Судья Карпов счёл, что действия следственной группы не содержат признаков намеренного затягивания, а темп ознакомления – два с половиной тома за рабочий день – достаточно высокий. Немногословный наркоман, выслушав за вечерним тюремным чаем мой рассказ о двух совершённых Артуром в один день подвигах, задумчиво изрёк: «Ну ясен пень, это он напоказ такой грозный, а на деле следаки его наклоняют». Боюсь, мой сосед был прав: «следаки» действительно регулярно «наклоняют» судью Карпова и большинство его коллег. В прекраснодушных грёзах мне всё мнится, будто наклоняются не все.
Прошло всего полтора месяца. Теперь уже следствие обратилось в суд с требованием ограничить меня и адвокатов в сроках ознакомления. К этому времени меня отпустили из тюрьмы под подписку о невыезде, а адвокаты сделали фотокопии большей части материалов, что позволило знакомиться с ними не только в Следственном комитете, но и дома. В новых обстоятельствах темп моего чтения возрос до четырёх томов в день, в каждом томе в среднем по 250 листов. Но следователи против очевидного заявляли, что теперь мы затягиваем процесс. И вновь принять законное и справедливое решение было поручено судье Карпову.

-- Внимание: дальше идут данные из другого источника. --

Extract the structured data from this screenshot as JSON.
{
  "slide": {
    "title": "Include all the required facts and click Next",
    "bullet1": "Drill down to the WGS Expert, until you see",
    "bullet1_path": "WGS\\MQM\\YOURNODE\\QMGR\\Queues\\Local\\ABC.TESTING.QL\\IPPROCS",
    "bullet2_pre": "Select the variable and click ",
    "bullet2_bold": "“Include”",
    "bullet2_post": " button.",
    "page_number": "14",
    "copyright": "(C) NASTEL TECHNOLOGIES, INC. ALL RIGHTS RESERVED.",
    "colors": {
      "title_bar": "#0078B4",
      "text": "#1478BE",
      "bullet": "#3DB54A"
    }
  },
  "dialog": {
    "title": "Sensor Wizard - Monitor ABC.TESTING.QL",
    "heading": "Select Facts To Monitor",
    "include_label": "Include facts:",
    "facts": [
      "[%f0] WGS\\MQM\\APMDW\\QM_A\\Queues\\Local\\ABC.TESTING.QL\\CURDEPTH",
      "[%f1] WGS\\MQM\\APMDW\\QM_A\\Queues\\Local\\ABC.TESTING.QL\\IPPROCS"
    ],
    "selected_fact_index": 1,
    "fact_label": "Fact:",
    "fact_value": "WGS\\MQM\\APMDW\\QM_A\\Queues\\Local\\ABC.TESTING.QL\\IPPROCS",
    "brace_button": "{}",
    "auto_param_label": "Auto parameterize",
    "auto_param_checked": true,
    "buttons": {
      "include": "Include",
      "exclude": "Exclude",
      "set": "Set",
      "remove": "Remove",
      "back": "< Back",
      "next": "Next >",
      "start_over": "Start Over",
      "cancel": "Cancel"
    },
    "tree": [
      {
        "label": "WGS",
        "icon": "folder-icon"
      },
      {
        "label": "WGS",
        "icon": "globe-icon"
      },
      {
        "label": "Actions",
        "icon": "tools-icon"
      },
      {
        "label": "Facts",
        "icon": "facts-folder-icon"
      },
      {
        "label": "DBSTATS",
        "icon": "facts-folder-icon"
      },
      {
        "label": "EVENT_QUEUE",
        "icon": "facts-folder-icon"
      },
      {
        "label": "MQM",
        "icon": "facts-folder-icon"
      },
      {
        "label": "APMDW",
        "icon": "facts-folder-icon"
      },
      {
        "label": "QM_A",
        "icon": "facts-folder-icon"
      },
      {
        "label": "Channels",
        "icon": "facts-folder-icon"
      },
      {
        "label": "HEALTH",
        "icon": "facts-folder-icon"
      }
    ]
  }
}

Следствие в том заседании представлял дослужившийся до звания капитана Розовощёкий. Незадолго до того в деле был обнаружен подделанный им и Полковником Цахесом протокол допроса Ларисы Войкиной, работавшей на «Платформе» бухгалтером под руководством Нины Леонидовны Масляевой. Другая версия этого же протокола, содержавшая существенные отличия, трижды подавалась в суд как обоснование ходатайств о мере пресечения, но новая поддельная версия значительно усиливала возможности обвинения. Заявление об этом уголовном преступлении я направил в ФСБ и Генеральную прокуратуру. Пикантность заключалась в том, что именно судья Карпов принимал решения на основании этого недопустимого доказательства, не исследовав его должным образом. Бессмысленно в продажном суде тягаться с преступником-следователем. Я заявил Розовощёкому отвод. Основания для этого были столь убедительными, что пренебречь ими казалось невозможным. Но не таков Артур Карпов! Всего секунду он был смущён. Признаюсь, я с удовольствием наблюдал его растерянную раскрасневшуюся рожу. «Вы что же, вводили суд в заблуждение?» – непривычно вяло, без огонька, вопрошал он лоснящегося от пота толстяка, поблёскивавшего новенькими капитанскими погонами. В обычной, удобной для себя ситуации Артур любил и умел создать иллюзию состязательности и равноправия сторон. И пусть это никогда не влияло на предопределённое решение, в этом проявлялась его художественная натура. Но в тот день было не до искусства. Совладав с собой, Артур повёл себя по-бандитски нахраписто. Не дождавшись ответа Розовощёкого – да и что тот мог бы ответить? – он отклонил ходатайство об отводе следователя и постановил ограничить меня и адвокатов в сроках ознакомления с делом.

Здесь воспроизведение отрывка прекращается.